26. November 2022 bis 19. März 2023

Mit Werken von Albrecht Becker, Helga Sophia Goetze, Hermann Gradl, Simon Fujiwara, Hans Josephsohn, Jeanne Mammen, Michael Müller, Gerhard Richter, Emy Roeder, Elsa Sahal, Ferdinand Spiegel und Andy Warhol.


Im Jahr seines 20. Jubiläums lädt das Museum im Kulturspeicher den Berliner Künstler und Kurator Michael Müller ein, sich mit der Würzburger Sammlung und ihrer Geschichte auseinanderzusetzen. Dabei knüpft Müller an die Gründungsgeschichte der Städtischen Galerie in der NS-Zeit an.
Werke aus der Sammlung – Plastiken der als „entartet“ diffamierten Bildhauerin Emy Roeder ebenso wie die heimattümelnden Bilder fränkischer Landschaften des Hitler-Lieblings Hermann Gradl – werden mit eigenen Arbeiten und denen weiterer zeitgenössischer Künstler*innen konfrontiert.
Eine besondere Rolle spielt der von Müller wiederentdeckte Body-Artist Albrecht Becker, der von 1924 bis 1935 in Würzburg lebte und hier wegen seiner Homosexualität von den Nazis inhaftiert wurde. Durch extreme Tätowierungen und plastische Eingriffe, die er in fotografischen Collagen dokumentierte, vergewisserte er sich der Deutungshoheit über seinen eigenen Körper. 

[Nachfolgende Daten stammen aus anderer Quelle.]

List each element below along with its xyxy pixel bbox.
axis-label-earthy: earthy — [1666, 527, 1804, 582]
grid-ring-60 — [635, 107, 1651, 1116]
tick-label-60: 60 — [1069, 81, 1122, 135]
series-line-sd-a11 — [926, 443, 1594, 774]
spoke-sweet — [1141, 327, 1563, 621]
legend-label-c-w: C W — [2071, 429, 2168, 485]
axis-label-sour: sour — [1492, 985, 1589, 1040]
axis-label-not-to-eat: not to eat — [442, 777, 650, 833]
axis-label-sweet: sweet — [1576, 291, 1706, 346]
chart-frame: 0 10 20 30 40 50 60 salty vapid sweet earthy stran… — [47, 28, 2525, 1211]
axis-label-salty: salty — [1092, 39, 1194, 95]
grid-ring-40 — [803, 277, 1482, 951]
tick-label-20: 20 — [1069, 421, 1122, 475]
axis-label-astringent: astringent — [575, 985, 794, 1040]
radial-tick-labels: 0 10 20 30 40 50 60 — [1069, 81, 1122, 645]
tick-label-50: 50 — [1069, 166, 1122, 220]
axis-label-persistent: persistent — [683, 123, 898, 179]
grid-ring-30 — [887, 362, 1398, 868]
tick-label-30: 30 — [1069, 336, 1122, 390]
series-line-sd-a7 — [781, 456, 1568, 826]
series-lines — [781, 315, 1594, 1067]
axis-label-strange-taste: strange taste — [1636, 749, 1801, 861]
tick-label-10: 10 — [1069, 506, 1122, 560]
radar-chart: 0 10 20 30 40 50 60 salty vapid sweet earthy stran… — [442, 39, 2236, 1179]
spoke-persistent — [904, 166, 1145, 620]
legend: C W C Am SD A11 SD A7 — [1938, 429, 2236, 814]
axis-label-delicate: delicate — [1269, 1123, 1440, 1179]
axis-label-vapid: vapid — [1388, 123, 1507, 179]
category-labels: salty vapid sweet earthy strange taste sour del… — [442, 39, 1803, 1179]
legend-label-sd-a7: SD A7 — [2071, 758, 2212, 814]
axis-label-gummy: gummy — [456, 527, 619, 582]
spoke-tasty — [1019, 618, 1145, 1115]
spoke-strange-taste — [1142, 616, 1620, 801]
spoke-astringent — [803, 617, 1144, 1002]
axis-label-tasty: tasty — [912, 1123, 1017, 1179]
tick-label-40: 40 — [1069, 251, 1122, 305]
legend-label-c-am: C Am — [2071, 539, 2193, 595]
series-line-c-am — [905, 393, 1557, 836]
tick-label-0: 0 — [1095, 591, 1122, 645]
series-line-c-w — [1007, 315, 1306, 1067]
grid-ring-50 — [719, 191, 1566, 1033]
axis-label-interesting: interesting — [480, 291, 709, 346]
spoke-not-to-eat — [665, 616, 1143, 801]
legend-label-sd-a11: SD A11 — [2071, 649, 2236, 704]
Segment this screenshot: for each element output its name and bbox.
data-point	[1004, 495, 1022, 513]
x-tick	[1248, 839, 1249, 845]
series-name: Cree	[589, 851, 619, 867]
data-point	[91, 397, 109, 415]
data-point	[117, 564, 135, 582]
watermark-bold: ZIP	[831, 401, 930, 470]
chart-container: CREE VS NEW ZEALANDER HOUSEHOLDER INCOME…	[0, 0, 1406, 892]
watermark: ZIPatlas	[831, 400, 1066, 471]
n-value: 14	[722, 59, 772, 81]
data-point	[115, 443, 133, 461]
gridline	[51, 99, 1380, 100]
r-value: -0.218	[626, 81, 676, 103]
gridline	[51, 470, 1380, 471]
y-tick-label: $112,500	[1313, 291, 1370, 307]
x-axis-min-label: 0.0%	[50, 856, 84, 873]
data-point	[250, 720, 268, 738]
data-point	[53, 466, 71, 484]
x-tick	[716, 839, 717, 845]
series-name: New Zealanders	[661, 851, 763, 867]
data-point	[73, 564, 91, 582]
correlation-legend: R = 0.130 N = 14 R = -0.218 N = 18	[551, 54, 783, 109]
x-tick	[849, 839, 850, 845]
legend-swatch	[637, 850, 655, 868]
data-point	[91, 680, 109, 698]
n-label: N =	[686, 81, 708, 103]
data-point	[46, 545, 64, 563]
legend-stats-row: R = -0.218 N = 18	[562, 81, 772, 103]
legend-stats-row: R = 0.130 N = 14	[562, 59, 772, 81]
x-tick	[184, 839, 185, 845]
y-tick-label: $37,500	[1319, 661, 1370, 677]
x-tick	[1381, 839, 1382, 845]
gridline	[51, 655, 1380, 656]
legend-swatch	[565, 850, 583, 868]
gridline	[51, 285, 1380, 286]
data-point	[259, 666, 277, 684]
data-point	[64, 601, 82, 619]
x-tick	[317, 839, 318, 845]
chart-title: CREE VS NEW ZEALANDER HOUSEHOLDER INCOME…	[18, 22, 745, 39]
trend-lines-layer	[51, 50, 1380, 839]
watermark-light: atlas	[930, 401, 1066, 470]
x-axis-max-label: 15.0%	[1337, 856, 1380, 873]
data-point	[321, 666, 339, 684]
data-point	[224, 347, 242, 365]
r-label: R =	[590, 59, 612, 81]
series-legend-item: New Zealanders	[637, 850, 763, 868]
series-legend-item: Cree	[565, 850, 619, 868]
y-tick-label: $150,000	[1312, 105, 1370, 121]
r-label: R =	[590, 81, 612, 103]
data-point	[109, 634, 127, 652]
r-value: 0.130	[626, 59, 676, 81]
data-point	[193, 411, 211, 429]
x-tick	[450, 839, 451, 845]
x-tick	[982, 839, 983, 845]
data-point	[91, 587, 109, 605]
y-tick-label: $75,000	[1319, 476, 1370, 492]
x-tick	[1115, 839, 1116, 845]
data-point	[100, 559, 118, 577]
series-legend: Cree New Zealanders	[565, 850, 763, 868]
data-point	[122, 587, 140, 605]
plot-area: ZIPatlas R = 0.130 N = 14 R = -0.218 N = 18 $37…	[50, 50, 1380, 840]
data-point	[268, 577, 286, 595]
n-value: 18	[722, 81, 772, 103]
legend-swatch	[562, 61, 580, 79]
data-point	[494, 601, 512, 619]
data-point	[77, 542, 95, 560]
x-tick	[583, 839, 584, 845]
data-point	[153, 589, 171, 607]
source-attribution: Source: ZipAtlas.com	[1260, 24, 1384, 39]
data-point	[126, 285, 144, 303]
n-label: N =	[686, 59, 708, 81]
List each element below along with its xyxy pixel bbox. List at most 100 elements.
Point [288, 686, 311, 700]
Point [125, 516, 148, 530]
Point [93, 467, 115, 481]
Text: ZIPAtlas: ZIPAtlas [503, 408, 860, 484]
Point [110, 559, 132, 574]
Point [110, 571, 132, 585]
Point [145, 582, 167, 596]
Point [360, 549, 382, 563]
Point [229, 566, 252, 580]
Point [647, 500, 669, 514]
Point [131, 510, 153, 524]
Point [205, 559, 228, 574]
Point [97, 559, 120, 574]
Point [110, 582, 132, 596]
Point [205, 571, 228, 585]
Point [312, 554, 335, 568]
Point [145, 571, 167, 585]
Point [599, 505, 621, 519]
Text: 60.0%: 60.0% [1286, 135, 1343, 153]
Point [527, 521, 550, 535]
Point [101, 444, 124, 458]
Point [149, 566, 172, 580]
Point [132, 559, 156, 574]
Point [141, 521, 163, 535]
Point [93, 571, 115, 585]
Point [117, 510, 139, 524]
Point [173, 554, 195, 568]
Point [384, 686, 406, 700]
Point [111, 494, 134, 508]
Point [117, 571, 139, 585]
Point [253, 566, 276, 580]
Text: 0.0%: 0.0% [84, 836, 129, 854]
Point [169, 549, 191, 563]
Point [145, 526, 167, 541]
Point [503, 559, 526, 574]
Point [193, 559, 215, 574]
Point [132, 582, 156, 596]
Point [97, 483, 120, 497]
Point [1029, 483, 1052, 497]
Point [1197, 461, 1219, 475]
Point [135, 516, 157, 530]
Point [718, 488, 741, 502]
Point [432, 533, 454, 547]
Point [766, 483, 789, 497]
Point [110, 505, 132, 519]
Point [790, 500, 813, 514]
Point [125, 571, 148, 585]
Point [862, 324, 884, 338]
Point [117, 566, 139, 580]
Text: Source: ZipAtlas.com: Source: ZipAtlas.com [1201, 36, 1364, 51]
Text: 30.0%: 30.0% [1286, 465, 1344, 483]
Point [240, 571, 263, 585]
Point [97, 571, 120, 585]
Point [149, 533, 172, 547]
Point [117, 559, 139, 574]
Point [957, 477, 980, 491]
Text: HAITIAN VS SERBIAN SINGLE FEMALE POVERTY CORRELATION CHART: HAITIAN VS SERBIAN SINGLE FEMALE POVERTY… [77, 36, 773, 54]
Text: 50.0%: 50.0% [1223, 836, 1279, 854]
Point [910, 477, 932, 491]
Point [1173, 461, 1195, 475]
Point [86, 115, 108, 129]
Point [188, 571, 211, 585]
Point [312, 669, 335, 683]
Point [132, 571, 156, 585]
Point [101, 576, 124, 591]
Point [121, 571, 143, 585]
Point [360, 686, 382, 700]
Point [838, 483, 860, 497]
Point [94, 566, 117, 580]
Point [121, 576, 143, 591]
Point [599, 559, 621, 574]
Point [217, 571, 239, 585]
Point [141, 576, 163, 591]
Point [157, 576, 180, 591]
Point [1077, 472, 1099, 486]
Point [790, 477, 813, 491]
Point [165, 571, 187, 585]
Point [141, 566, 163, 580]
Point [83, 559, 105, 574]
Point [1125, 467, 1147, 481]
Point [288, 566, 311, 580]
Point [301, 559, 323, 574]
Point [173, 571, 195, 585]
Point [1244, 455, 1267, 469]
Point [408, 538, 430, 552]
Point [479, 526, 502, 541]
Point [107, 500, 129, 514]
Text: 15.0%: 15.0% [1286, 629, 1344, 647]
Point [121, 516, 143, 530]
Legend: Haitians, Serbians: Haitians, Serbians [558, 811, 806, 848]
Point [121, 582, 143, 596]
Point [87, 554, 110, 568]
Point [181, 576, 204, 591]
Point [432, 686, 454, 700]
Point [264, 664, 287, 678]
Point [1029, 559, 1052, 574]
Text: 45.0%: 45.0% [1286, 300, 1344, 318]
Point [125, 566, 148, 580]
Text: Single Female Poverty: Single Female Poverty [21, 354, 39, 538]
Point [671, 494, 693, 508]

Müllers Ausstellung untersucht unterschiedliche Menschenbilder, aber auch die Möglichkeiten von deren Missbrauch, die vermeintliche Banalität des Bösen sowie die ökonomische und politische Verwertbarkeit von Kunst und verwebt sie zu einem dichten intellektuellen und sinnlichen Bezugssystem, das konventionelle Deutungsmuster hinterfragt.